During my daily cycle to work, I’m often confronted by women in their underwear. This morning, it was a lady at Carrefour. It’s better still when I take the metro. Currently, its the online banking company ING displaying skin tight frenchies across the walls of the underground. The advertisers certainly do have wild imaginations; the use of a woman wearing knickers to promote a supermarket or a bank is a bit out-there to say the least. Personally, I love it. Gets the hormones going before the day has even begun.
‘An object of sexual desire’
Needless to say then that I’m happy I don’t live in Sweden where an advert promoting the television operator ‘Boxer’ is going to be banned because, would you believe, it portrays a male as ‘a purely sexual object which could be deemed offensive by the general male population’. Good old Sweden where all men and women are equal. In France, our walls are permanently plastered with naked ladies, but over there things appear different and even men can no longer be used as objects of sexual desire to sell a product.

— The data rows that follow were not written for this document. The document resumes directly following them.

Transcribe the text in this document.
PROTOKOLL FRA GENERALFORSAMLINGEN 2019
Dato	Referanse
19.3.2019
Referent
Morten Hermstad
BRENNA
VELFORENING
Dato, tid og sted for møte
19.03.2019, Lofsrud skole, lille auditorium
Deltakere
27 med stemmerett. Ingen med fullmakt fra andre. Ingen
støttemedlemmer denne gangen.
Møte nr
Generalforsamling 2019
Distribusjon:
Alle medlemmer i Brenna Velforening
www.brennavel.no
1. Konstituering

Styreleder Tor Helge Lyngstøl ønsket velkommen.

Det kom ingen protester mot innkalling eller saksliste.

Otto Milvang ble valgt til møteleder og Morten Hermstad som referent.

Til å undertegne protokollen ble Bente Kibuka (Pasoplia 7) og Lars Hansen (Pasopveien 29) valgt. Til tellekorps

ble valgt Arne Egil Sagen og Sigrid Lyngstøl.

In Europe there are regulatory organizations which monitor the standard of advertising in 22 of the 27 member states of the EU, such as the ARRP in France. Even if certain feminist groups such as ‘les Chiennes de garde’, who feel that ‘the advertisers encourage the sexist clichés’, don’t like it, the human image is protected by a self-disciplined ethical body which, in France, is made up of 22 legal advisors. Each day, they evaluate 140 advertising case studies in general accordance with the ethical charter which they themselves have put together, ‘whilst keeping in mind the views of the independent associations that make up the Joint Council for Advertising’, states the director for the ARPP, Stéphane Martin.

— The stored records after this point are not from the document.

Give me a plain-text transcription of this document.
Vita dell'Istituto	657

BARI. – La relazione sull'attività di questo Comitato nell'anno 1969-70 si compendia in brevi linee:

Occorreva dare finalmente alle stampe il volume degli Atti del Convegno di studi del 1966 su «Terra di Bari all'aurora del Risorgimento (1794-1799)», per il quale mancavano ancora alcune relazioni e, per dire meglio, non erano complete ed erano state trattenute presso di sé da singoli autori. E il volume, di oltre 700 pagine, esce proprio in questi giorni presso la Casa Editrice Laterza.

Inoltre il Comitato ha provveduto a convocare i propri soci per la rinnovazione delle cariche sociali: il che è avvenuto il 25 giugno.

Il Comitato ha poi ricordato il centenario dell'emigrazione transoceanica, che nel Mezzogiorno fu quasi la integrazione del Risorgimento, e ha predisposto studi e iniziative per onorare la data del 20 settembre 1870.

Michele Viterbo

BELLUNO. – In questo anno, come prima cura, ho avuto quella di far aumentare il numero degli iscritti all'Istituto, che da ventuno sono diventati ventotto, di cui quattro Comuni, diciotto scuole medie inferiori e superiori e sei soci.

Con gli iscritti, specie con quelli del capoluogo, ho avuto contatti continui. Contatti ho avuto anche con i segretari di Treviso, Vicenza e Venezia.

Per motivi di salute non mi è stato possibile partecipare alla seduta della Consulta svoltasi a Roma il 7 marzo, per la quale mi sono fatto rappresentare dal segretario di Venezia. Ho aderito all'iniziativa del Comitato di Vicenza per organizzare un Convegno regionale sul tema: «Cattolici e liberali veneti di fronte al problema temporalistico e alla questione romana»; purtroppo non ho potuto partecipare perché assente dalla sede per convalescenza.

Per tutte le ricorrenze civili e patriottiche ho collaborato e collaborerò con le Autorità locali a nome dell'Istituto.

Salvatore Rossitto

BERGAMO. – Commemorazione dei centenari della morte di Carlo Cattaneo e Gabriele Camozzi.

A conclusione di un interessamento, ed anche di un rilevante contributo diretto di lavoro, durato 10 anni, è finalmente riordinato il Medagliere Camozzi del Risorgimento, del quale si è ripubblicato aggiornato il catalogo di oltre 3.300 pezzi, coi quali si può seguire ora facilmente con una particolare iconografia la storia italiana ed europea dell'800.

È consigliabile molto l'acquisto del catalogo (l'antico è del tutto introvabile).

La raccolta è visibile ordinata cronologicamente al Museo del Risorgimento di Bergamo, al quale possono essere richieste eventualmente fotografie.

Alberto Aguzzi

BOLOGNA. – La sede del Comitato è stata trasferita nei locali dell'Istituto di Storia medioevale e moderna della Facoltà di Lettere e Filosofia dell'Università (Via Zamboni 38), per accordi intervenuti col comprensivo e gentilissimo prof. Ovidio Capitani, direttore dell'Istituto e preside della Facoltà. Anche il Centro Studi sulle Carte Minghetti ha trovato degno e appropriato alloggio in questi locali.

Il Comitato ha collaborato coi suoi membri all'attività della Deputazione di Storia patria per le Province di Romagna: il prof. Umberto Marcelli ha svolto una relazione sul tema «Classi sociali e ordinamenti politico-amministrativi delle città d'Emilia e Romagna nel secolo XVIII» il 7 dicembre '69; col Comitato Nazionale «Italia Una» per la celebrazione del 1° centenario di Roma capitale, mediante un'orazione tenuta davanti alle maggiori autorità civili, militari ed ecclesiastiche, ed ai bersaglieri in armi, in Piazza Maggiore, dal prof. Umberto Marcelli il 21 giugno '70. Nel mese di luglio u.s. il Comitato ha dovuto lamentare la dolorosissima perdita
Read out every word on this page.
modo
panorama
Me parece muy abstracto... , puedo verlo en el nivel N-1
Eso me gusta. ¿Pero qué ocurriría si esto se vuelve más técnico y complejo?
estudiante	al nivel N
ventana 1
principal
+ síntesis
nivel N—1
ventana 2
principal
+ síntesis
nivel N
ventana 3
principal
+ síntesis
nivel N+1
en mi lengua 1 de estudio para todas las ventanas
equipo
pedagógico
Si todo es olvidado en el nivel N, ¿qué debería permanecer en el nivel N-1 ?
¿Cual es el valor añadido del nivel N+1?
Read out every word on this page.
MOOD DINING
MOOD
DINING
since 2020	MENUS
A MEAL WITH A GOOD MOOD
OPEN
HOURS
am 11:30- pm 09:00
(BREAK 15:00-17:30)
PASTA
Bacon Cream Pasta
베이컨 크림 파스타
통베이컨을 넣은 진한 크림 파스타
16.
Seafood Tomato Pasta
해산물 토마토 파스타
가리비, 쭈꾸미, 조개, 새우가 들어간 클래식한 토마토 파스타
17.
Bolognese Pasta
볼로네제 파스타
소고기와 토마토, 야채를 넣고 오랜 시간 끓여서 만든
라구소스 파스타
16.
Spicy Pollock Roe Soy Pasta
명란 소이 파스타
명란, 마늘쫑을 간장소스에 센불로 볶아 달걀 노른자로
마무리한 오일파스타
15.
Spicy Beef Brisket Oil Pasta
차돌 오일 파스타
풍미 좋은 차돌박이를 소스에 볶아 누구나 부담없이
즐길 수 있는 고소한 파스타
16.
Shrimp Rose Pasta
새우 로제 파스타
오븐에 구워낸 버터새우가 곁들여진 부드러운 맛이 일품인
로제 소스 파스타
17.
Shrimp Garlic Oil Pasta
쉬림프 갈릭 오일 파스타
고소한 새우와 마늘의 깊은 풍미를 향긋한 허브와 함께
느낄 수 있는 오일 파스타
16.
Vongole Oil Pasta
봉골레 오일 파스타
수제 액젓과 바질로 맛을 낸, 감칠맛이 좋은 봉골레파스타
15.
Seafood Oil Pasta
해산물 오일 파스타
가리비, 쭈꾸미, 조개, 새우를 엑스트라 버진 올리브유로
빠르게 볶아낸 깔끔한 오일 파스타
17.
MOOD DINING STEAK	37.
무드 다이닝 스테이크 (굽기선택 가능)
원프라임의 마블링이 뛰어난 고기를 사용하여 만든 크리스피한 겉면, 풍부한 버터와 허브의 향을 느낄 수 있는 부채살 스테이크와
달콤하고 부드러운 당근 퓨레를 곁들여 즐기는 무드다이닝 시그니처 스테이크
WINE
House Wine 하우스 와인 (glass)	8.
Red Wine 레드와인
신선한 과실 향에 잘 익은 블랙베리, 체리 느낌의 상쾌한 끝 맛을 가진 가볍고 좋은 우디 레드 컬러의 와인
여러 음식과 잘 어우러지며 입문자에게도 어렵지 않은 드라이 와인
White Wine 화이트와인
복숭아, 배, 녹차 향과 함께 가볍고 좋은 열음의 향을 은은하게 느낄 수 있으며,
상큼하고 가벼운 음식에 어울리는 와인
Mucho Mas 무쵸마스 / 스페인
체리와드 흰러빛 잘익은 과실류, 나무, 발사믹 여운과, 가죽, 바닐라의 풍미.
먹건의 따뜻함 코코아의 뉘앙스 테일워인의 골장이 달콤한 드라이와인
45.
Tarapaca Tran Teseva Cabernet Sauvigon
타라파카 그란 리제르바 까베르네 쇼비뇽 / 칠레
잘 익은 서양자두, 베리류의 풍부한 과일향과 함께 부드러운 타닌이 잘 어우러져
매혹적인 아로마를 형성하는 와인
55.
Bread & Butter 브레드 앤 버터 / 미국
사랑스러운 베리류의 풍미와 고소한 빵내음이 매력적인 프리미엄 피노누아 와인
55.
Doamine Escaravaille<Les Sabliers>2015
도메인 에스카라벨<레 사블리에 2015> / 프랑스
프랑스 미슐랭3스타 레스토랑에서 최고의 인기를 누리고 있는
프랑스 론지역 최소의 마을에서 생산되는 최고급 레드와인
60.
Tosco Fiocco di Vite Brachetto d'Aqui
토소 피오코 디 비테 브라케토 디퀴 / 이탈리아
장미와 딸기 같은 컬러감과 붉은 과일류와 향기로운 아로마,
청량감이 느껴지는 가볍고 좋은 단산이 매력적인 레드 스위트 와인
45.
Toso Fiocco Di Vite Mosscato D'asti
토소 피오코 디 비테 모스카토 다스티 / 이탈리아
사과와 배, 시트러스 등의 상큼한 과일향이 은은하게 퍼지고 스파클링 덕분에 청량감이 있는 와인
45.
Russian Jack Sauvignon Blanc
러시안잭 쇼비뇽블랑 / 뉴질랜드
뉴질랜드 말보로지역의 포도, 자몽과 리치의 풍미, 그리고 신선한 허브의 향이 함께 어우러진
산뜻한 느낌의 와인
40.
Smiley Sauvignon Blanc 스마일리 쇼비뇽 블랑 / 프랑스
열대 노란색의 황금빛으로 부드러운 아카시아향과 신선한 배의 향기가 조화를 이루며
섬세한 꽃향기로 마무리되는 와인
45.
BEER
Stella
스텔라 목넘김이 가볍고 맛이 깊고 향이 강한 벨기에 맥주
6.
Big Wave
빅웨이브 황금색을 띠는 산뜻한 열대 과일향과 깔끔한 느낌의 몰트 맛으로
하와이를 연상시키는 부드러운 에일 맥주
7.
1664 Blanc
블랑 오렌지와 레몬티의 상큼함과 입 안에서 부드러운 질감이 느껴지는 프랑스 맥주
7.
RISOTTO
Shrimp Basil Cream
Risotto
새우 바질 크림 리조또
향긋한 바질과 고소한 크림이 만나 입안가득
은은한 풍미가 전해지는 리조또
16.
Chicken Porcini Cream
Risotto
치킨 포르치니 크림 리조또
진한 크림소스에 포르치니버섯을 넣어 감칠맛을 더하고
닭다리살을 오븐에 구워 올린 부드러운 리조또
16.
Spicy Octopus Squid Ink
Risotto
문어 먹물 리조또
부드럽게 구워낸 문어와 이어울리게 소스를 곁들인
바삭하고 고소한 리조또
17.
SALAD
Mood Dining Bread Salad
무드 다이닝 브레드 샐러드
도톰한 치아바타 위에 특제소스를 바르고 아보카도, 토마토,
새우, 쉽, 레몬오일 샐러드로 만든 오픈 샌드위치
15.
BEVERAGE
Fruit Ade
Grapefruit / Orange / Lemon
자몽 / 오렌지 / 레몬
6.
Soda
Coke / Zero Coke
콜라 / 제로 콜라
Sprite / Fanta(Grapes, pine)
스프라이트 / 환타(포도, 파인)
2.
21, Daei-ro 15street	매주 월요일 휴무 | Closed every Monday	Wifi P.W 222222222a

Sexual equality lessons at nursery!
There are no feminist associations or movements for LGBT rights present in the council, however let’s acknowledge, like Stephan Martin, that ‘there will always be flaws’. He highlighted that ‘nudity in itself is not banned’, as if he had guessed that I was obsessed with beautiful women in suspenders. ‘Sometimes, a simple pose can be perceived as being degrading to a human’. Another important factor is that ‘the content of the advert must conform to the product.’ The French feminist group ‘Les Chiennes de Garde’ claim that ‘advertisers use scenes of a sexual or violent nature to advertise for almost any product (yoghurts, cars etc.)’
In the event of any abuse of this conformity, an ethics jury from the regulatory organisation can be freely hired by your average Joe. However, to this day the regulatory organisation have never received a complaint regarding any adverts portraying men in a degrading way. Therefore, if neither the law nor the organisation protecting the consumers are in question, only one thing can explain the tendency to find naked women all over posters and billboards...the advertisers are sexual maniacs. In Sweden they have found the solution. From nursery, children are educated about equality. No more dolls for girls and cars for boys, each child can develop their own personality independently from gender stereotypes. Maybe we should send our advertisers over there to learn a thing or two!